THE PROSECUTOR: "Can you tell us what he said?"
THE WITNESS: "He described himself as not feeling particularly angry or emotional at the time, although as I indicated, he did believe that he was in some danger based on some gestures that the victim made at the time."
THE PROSECUTOR: "Now, did he say something about feeling like a new man?"
THE WITNESS: "He did."
THE PROSECUTOR: "Can you tell us just in terms of his description of his mental state, what he said?"

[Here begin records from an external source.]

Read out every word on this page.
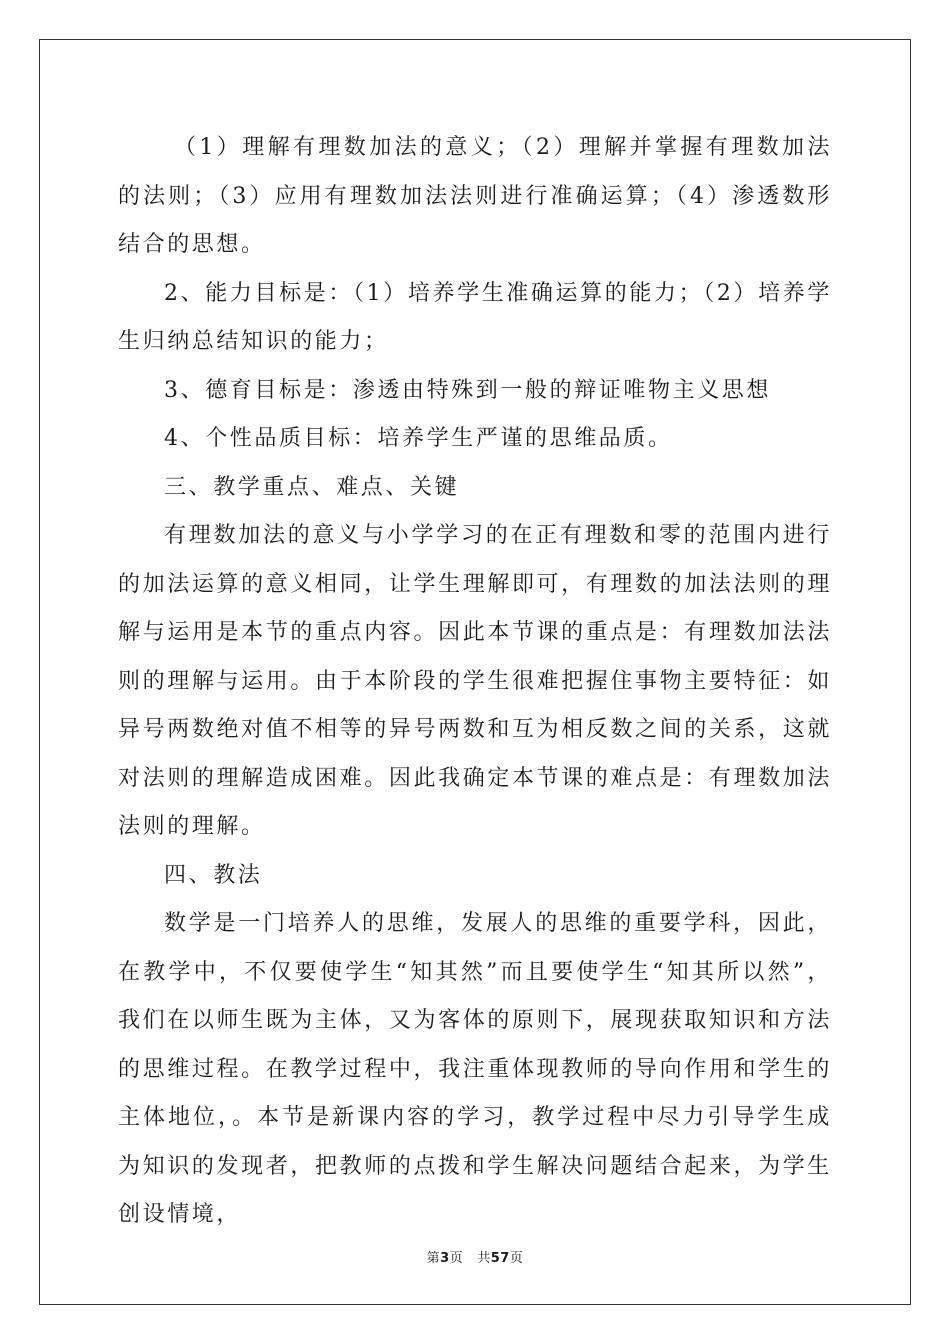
（1）理解有理数加法的意义；（2）理解并掌握有理数加法的法则；（3）应用有理数加法法则进行准确运算；（4）渗透数形结合的思想。

2、能力目标是：（1）培养学生准确运算的能力；（2）培养学生归纳总结知识的能力；

3、德育目标是：渗透由特殊到一般的辩证唯物主义思想

4、个性品质目标：培养学生严谨的思维品质。

三、教学重点、难点、关键

有理数加法的意义与小学学习的在正有理数和零的范围内进行的加法运算的意义相同，让学生理解即可，有理数的加法法则的理解与运用是本节的重点内容。因此本节课的重点是：有理数加法法则的理解与运用。由于本阶段的学生很难把握住事物主要特征：如异号两数绝对值不相等的异号两数和互为相反数之间的关系，这就对法则的理解造成困难。因此我确定本节课的难点是：有理数加法法则的理解。

四、教法

数学是一门培养人的思维，发展人的思维的重要学科，因此，在教学中，不仅要使学生“知其然”而且要使学生“知其所以然”，我们在以师生既为主体，又为客体的原则下，展现获取知识和方法的思维过程。在教学过程中，我注重体现教师的导向作用和学生的主体地位，。本节是新课内容的学习，教学过程中尽力引导学生成为知识的发现者，把教师的点拨和学生解决问题结合起来，为学生创设情境，

第3页 共57页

THE WITNESS: "Yes. At the particular moment of the shooting, basically or perhaps just before he described a feeling to me, what he called a hot feeling coursing throughout my body. I felt like a new man then. I never felt so good in my life."
THE PROSECUTOR: "Now, immediately after the shooting, and he described to you the incident of the shooting, did he not -- yes or no?"
THE WITNESS: "He did."
THE PROSECUTOR: "But immediately after the shooting, did he say something to you concerning his state of mind?"
THE WITNESS: "He did."
THE PROSECUTOR: "What was that?"
THE WITNESS: "It was more or less a continuation of his state of mind immediately prior to the shooting in which he stated that he felt good.
"He stated that he knew that he would get arrested."
THE PROSECUTOR: "He knew that he would get arrested?"
THE WITNESS: "Those were his words, `But I didn't care.'
"And that he went on to say that he didn't want to get arrested right there at that Pizza Parlor or in Massachusetts, for that matter, because of that belief that Mr. Fontaine may have had friends in the Police Department or in other high places that might do harm to him. `And perhaps even kill me.' ..."
THE PROSECUTOR: "Was there anything else that he did after the commission of the crime and the flight that you would base your opinion on?"
THE WITNESS: "Yes."
THE PROSECUTOR: "Could you tell us what that was?"
THE WITNESS: "He described leaving the scene in a -- what he described as a slow fashion, apparently obeying traffic laws."
[Note 5] General Laws c. 233, Section 23B, as amended by St. 1970, c. 888,
Section 27, provides: "In the trial of an indictment or complaint for any crime, no statement made by a defendant therein subjected to psychiatric examination pursuant to sections fifteen or sixteen of chapter one hundred and twenty-three for the purposes of such examination or treatment shall be admissible in evidence against him on any issue other than that of his mental condition, nor shall it be admissible in evidence against him on that issue if such statement constitutes a confession of guilt of the crime charged."